Bu bağıtta, ortak mülkiyetten, ferdi ve bağımsız mülkiyeti öngören kat
 irtifakına geçilmesi ve tapuya tescili kamu düzeni ile ilgili olduğu gibi,
 mahkeme veya hakem kararıyla geçişe yasal olanak da bulunulmadığından "kat
 irtifakı tesisine ve kat irtifakı tapuları verilmesine" dair olan hakem
 kararlarının mahkemece onanması yasaya aykırıdır..

 (634 s. KMK. m. 10, 14) (1086 s. HUMK. m. 536)

Dava dilekçesinde, hakem kararının onaylanması istenilmiştir. Mahkemece,
 davanın kabulüne dair verilen hükmün temyiz incelemesinin duruşmalı olarak
 yapılması davalı vekili tarafından yasal süresi içinde verilen temyiz
 dilekçesi ile istenilmekle; dosyadaki bütün kağıtlar okunarak, tetkik
 hakiminin açıklamaları dinlenip, gereği düşünüldü:

Taraflar, aralarında müşterek mülkiyete konu olan bir taşınmaz üzerinde inşaat
 yapmak ve paylaşmak üzere "Kat Mülkiyeti Tesisi Suretiyle Taksim Sözleşmesi"
 adıyla bir sözleşme yapmış ve bu sözleşmenin uygulanması nedeniyle aralarında
 çıkacak uyuşmazlığın hakem yoluyla (isim belirleyerek) çözümlenmesini
 öngörmüşlerdir. Davalı tarafın, sözleşme gereği taşınmaz üzerinde kat
 irtifakı tesis edilmesi için vaki davete icabet etmemesi üzerine, davacı
 taraf sözleşme gereği hakeme gitmiş, hakem de vermiş olduğu 10.7.1995 tarihli
 kararla taraflar arasında önceden kabul edilmiş vaziyet planını esas alarak,
 bağımsız bölüm listesi düzenlemiş ve taşınmaz üzerinde inşaası öngörülen
 yapıları taraflara ayrı ayrı tahsis etmek suretiyle "kat irtifakı tesisine ve
 buna göre kat irtifakı tapularının verilmesine..." şeklinde karar vermiştir.

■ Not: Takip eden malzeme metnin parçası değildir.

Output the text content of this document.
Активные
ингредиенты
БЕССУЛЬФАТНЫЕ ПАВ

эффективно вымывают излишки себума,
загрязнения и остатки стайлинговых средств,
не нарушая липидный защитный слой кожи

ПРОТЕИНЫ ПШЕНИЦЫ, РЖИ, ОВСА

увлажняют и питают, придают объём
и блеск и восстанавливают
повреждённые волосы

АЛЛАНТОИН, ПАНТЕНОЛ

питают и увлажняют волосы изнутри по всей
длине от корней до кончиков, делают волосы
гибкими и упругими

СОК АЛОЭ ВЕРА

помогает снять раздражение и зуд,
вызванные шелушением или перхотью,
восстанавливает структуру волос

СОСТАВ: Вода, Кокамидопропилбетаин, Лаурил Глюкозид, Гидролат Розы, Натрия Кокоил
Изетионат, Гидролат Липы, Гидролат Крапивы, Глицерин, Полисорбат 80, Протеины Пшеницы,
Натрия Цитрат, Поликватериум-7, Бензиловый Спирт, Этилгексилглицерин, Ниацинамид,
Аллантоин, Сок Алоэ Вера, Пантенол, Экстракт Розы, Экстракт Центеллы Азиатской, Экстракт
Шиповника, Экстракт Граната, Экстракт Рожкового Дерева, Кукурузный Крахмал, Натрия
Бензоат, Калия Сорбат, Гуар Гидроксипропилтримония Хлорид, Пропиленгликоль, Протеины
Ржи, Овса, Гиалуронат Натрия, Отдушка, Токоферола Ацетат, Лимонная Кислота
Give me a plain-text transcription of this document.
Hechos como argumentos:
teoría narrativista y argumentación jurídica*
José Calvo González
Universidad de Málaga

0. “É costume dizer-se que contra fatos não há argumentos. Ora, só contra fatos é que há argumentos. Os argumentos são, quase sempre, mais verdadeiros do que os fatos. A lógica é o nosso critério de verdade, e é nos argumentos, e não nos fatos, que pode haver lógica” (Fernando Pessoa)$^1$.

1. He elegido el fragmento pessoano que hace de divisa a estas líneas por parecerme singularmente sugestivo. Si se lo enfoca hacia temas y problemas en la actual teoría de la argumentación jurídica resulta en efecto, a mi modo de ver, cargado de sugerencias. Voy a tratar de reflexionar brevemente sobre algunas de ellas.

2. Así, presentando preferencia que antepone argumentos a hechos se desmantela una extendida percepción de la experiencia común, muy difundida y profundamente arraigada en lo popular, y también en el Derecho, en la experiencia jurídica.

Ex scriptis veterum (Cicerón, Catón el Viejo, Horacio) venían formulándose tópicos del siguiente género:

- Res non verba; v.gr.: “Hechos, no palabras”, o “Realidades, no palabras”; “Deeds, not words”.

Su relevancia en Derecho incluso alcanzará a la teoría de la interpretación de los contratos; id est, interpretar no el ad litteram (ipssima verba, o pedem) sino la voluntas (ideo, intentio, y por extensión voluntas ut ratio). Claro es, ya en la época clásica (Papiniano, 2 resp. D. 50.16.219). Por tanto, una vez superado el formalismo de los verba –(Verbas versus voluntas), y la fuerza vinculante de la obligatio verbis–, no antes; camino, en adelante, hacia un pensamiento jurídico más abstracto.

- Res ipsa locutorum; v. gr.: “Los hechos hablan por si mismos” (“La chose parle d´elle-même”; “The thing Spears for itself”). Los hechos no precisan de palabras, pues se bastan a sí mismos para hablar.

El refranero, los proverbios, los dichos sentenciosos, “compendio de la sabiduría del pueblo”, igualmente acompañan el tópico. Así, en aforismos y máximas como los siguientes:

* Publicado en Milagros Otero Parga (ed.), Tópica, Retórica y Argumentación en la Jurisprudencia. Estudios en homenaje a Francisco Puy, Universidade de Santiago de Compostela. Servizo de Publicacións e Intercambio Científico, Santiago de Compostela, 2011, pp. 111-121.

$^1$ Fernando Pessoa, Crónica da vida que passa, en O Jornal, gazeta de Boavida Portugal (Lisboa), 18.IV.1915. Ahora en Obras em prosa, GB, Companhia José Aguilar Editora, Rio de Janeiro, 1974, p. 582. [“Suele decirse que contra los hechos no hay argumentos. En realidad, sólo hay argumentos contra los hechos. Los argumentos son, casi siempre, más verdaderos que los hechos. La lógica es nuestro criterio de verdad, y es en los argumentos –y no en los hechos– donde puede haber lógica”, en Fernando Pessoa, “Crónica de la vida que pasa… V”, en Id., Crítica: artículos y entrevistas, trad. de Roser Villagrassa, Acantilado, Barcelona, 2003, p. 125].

Davalı taraf, bu kararı temyiz etmiş ise de temyiz süresini geçirdiğinden
 temyiz istemi mahkemece reddedilmiş ve bu red kararının temyizi üzerine de
 temyiz istemi Dairece reddedilerek bu husus kesinleşmiştir.

Davacı taraf bu defa, mahkemeye başvurarak "hakem kararına kesinleşme şerhi
 verilmesini" istemesi üzerine mahkemece, hakem kararının temyizine ilişkin
 istemin reddine dair kararın kesinleştiği belirtilerek HUMK.nun 536.
 maddesine dayanılarak "mahkeme kararının onanmasına kararın onandığının ve
 kabili icra bulunduğunun karar altına yazılmasına" karar verilmiştir.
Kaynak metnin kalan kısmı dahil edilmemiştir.